Communication is considered a functional prerequisite in a workplace and language is the system of communication that people rely on to exchange their information. Since verbal communication is the most used form of communication, it is essential for people to speak the same language in order to communicate effectively. However, it is a fact that despite English being a very commonly-used language, not all people and certainly not all cultures are taught or speak the English language. In fact, even when a common language is used, misunderstandings can still arise. A mispronunciation of a word or the lack of specificity concerning a word or phrase, for example, can lead to a huge misunderstanding. Although a common language is being used, when a person isn’t aware of the accurate meaning of a word or phrase, it may lead to a misinterpretation and may eventually damage the relationship between the two people as what can sound harmless to one may sound harmful to the other. Take the example of the different accents of the English language.
In addition, one cannot forget that a language can have different dialects. The Russian and Chinese languages, for example, have different dialects that are used by people living in different parts of the countries. Another example includes the German language; the separation of the West and East Germany that lasted for more than 30 years led to different dialects being used in the country, with the East having an influence of the Russian language while people living in the West talked with an influence of the English language.

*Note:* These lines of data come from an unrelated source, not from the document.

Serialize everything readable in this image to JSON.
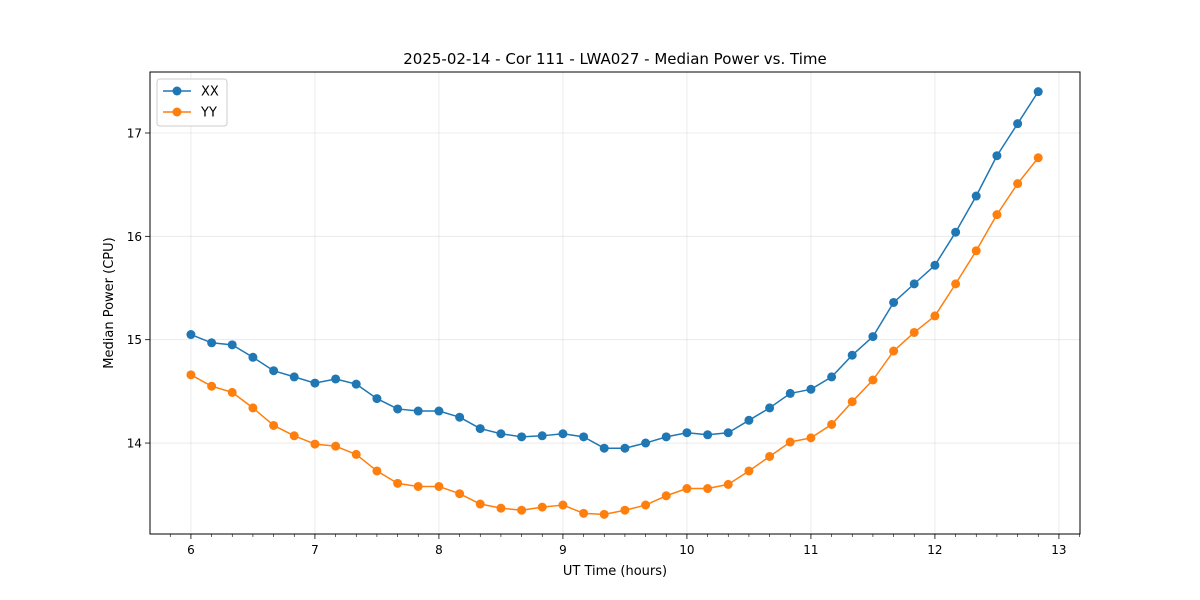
{
  "chart_data": {
    "type": "line",
    "title": "2025-02-14 - Cor 111 - LWA027 - Median Power vs. Time",
    "xlabel": "UT Time (hours)",
    "ylabel": "Median Power (CPU)",
    "xlim": [
      5.67,
      13.17
    ],
    "ylim": [
      13.12,
      17.59
    ],
    "xticks": [
      6,
      7,
      8,
      9,
      10,
      11,
      12,
      13
    ],
    "yticks": [
      14,
      15,
      16,
      17
    ],
    "grid": true,
    "legend_position": "top-left",
    "x": [
      6.0,
      6.167,
      6.333,
      6.5,
      6.667,
      6.833,
      7.0,
      7.167,
      7.333,
      7.5,
      7.667,
      7.833,
      8.0,
      8.167,
      8.333,
      8.5,
      8.667,
      8.833,
      9.0,
      9.167,
      9.333,
      9.5,
      9.667,
      9.833,
      10.0,
      10.167,
      10.333,
      10.5,
      10.667,
      10.833,
      11.0,
      11.167,
      11.333,
      11.5,
      11.667,
      11.833,
      12.0,
      12.167,
      12.333,
      12.5,
      12.667,
      12.833
    ],
    "series": [
      {
        "name": "XX",
        "color": "#1f77b4",
        "values": [
          15.05,
          14.97,
          14.95,
          14.83,
          14.7,
          14.64,
          14.58,
          14.62,
          14.57,
          14.43,
          14.33,
          14.31,
          14.31,
          14.25,
          14.14,
          14.09,
          14.06,
          14.07,
          14.09,
          14.06,
          13.95,
          13.95,
          14.0,
          14.06,
          14.1,
          14.08,
          14.1,
          14.22,
          14.34,
          14.48,
          14.52,
          14.64,
          14.85,
          15.03,
          15.36,
          15.54,
          15.72,
          16.04,
          16.39,
          16.78,
          17.09,
          17.4
        ]
      },
      {
        "name": "YY",
        "color": "#ff7f0e",
        "values": [
          14.66,
          14.55,
          14.49,
          14.34,
          14.17,
          14.07,
          13.99,
          13.97,
          13.89,
          13.73,
          13.61,
          13.58,
          13.58,
          13.51,
          13.41,
          13.37,
          13.35,
          13.38,
          13.4,
          13.32,
          13.31,
          13.35,
          13.4,
          13.49,
          13.56,
          13.56,
          13.6,
          13.73,
          13.87,
          14.01,
          14.05,
          14.18,
          14.4,
          14.61,
          14.89,
          15.07,
          15.23,
          15.54,
          15.86,
          16.21,
          16.51,
          16.76
        ]
      }
    ]
  }
}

If you still remember what a high and low context culture is, you’ll realize that language can also differ between these two types of cultures, eventually creating a cultural barrier to communication.
If you go by the anthropologist Clifford Geertz’s definition, “culture refers to a set of control mechanisms/ programs that can govern behavior. Once absorbed through the process of “enculturation”, these programs will be used by individuals to define the world, express feelings and make judgments.”
Based on this theory, it can be assumed that one will behave according to what he/she was taught by his/her culture. Thus, it is safe to say that cultural differences can cause behavioral differences, eventually leading to misunderstandings and miscommunications.
Each culture has its own guidelines for what it deems as “accepted behavior.”And, when you are born in a specific culture, it sets a specific norm that will dictate your behavior forever. However, since different cultures have different ideas about what’s polite and what’s rude or about what’s appropriate and what’s not appropriate, clashes between the behaviors of people from different cultural backgrounds can create chaos in an organization.
Suppose a woman from an Arabic culture has a meeting with a man who comes from America and the latter ends the meeting by shaking the hands of the woman. In this case, the woman from the Arabic culture may have become slightly uncomfortable as in conservative societies like Arab and African countries, greeting the opposite gender by shaking hands or hugging is considered as ill-mannered. However, the man would not be uncomfortable at all as in Western countries, it is very common to shake hands or hug when meeting.
Other cultural differences, such as facial expressions, hand gestures, eye contacts or tone of voice, are things that can easily create barriers to effective communication in a workplace between people from different cultural backgrounds.